During their conversation, Jenkins and Elias discussed how the work of NDRC and Affiliates this year could shape the national congressional map leading up to the 2026 midterms and the long term fight for fairness.
Specifically, Jenkins highlighted pending litigation in Louisiana, Alabama, Florida, and Georgia, where NDRC’s affiliates are playing a central role to protect or achieve fairer maps—all of which could impact the national congressional map leading up to the 2026 midterms. This year will also be a crucial election year in the fight for fair maps with important state-level elections taking place in Pennsylvania and Virginia this fall.
Jenkins also discussed NDRC & Affiliates’ longer-term efforts to protect the census from efforts by the Trump Administration and Republican-led states to undermine an accurate count in the 2030 Census.
The full podcast episode can be watched here. An excerpt from the interview is below:
MARINA JENKINS: “The current state of affairs for redistricting is actually incredibly good. The congressional map right now is the fairest it has been in decades. The New York Times, after the 2022 election, said it was the fairest map in a generation. And so, you know, we’re in a really good place, and a lot of this success has happened since our organization was founded. Since the NDRC was founded in 2017, we’ve been able to move to this place where, in states across the country, there are competitive maps and the will of the voter is being realized.
“What we saw in the 2024 elections in Congress, you know, this kind of was missed in a lot of the headlines about, you know, just how poorly Democrats did and, you know, what was happening at the top of the ticket. But the truth of the matter is actually the congressional votes match the representation that we have right now as closely as they have ever.
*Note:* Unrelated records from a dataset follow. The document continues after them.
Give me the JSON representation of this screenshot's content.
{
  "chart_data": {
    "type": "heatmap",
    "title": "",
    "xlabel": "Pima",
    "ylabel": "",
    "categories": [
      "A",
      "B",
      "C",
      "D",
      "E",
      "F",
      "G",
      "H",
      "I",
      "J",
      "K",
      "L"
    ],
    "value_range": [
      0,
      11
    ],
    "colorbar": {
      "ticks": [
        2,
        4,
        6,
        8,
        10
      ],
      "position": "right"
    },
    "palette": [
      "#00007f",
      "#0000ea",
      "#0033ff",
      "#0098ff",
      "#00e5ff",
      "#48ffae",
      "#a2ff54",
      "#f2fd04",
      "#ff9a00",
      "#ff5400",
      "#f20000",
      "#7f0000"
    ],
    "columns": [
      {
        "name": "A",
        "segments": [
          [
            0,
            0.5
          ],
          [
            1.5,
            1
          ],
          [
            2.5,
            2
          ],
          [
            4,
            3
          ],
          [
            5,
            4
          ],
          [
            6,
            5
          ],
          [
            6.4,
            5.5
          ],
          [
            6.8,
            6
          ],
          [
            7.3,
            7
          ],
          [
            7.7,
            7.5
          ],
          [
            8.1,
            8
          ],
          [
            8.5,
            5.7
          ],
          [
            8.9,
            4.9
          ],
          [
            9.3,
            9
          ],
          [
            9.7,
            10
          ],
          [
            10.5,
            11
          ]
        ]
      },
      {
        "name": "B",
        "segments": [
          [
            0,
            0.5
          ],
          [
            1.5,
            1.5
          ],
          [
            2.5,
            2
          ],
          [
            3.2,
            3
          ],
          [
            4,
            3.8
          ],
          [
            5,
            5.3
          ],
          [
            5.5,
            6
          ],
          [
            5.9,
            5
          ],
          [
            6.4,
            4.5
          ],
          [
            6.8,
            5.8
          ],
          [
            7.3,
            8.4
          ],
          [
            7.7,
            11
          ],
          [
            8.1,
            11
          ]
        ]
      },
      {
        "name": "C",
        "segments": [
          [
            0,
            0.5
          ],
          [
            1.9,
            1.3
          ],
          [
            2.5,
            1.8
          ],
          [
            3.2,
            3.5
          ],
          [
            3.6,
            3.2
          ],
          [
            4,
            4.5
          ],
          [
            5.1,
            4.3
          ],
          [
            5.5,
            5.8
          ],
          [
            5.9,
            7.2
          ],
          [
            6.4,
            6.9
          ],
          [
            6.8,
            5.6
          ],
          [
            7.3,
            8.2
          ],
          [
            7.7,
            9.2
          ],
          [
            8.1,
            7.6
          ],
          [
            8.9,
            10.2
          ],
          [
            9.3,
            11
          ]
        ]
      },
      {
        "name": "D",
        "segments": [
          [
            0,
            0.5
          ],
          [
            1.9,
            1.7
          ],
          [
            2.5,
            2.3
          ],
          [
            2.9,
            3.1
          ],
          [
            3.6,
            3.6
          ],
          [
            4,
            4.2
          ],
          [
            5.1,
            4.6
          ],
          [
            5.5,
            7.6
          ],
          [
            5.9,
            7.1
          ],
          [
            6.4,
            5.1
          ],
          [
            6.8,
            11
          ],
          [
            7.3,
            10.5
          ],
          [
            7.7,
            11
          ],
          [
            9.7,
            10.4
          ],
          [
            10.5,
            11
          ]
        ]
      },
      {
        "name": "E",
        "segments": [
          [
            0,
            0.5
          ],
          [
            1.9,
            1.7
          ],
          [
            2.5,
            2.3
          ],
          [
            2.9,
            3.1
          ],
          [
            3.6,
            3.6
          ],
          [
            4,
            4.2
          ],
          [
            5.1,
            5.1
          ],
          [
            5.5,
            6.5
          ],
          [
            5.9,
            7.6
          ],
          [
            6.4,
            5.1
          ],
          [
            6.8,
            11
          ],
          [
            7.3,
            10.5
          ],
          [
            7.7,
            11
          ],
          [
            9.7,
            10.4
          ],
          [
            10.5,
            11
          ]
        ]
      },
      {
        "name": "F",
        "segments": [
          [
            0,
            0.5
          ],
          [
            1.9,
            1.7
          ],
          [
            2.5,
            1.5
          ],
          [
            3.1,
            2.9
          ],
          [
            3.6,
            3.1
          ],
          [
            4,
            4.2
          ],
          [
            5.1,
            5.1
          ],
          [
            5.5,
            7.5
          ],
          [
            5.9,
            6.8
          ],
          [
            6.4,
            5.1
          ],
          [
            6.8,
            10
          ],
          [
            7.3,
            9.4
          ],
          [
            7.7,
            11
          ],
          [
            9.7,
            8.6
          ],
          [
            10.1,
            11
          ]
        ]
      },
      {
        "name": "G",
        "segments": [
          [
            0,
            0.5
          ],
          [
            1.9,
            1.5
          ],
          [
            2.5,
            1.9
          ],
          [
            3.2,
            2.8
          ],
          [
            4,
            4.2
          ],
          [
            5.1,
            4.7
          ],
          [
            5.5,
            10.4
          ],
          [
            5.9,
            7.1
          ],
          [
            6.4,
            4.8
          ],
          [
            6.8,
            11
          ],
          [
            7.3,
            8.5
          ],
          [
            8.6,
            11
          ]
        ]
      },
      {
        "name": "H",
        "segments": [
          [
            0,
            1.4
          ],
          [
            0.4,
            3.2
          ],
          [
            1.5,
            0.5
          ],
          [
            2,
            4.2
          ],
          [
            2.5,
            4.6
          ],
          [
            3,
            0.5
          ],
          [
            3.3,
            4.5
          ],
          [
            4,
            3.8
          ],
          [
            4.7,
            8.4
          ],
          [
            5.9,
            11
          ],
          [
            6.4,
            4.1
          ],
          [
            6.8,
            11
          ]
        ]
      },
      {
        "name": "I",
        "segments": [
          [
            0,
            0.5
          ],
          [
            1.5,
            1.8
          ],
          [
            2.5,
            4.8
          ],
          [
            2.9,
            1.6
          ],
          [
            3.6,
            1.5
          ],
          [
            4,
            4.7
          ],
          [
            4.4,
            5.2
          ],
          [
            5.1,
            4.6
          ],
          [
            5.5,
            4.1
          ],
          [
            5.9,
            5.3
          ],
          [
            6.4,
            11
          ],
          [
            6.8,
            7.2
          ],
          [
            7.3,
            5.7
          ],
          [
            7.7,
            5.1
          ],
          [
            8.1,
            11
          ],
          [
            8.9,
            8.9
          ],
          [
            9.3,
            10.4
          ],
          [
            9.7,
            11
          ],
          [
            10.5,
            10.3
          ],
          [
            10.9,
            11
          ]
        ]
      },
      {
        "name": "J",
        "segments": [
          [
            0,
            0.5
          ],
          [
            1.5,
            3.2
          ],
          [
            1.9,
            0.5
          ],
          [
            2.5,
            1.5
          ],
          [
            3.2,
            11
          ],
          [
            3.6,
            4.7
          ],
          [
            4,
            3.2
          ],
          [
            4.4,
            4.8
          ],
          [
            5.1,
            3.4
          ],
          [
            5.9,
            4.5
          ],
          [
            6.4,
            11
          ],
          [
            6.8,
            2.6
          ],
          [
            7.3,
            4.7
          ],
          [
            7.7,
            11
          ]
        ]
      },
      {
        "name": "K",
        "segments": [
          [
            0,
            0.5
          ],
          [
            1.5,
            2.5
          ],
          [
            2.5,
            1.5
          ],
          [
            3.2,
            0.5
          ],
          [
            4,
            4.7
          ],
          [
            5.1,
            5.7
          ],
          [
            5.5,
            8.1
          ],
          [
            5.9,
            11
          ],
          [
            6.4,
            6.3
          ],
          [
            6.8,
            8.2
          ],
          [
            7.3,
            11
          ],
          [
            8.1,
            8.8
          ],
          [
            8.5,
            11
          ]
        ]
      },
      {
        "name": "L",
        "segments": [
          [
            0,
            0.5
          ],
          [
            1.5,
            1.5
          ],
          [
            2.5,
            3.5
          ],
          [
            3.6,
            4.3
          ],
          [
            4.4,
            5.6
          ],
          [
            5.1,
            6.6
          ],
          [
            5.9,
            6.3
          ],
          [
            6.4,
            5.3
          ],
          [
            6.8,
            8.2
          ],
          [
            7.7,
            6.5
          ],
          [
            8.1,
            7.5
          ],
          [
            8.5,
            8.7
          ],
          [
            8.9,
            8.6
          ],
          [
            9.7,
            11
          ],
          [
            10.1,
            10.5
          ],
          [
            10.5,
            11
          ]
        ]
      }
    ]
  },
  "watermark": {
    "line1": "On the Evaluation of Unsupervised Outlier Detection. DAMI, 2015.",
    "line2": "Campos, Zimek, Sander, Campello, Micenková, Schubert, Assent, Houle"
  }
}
The phrase that the New York Times uses is ‘fairest maps in a generation,’ but if you think about the fact that the Voting Rights Act amendments of 1982 really put us into even what could conceivably be considered fair at all, we have the fairest maps we’ve ever had as a country—ever.
“Which doesn’t mean that we’re done—and it doesn’t mean that there isn’t so much work to be done. There are a lot of states, as you noted, that redistricting is a state-by-state issue. It’s a patchwork of processes and laws from state to state. And so, looking at the map, there are still a lot of places where congressional and state legislative maps are gerrymandered. You know, we’re still fighting in a lot of states: in Texas, Alabama, Louisiana, Florida, Georgia. You know, the fight goes on in North Carolina. We’re working in Wisconsin. There is so much more work to do, because we are now in this era of perpetual redistricting. This is no longer a moment where we think about redistricting once every 10 years and then put it to bed until we’re ready for it again. This is really work that has to happen all the time for us to make that progress and keep it.”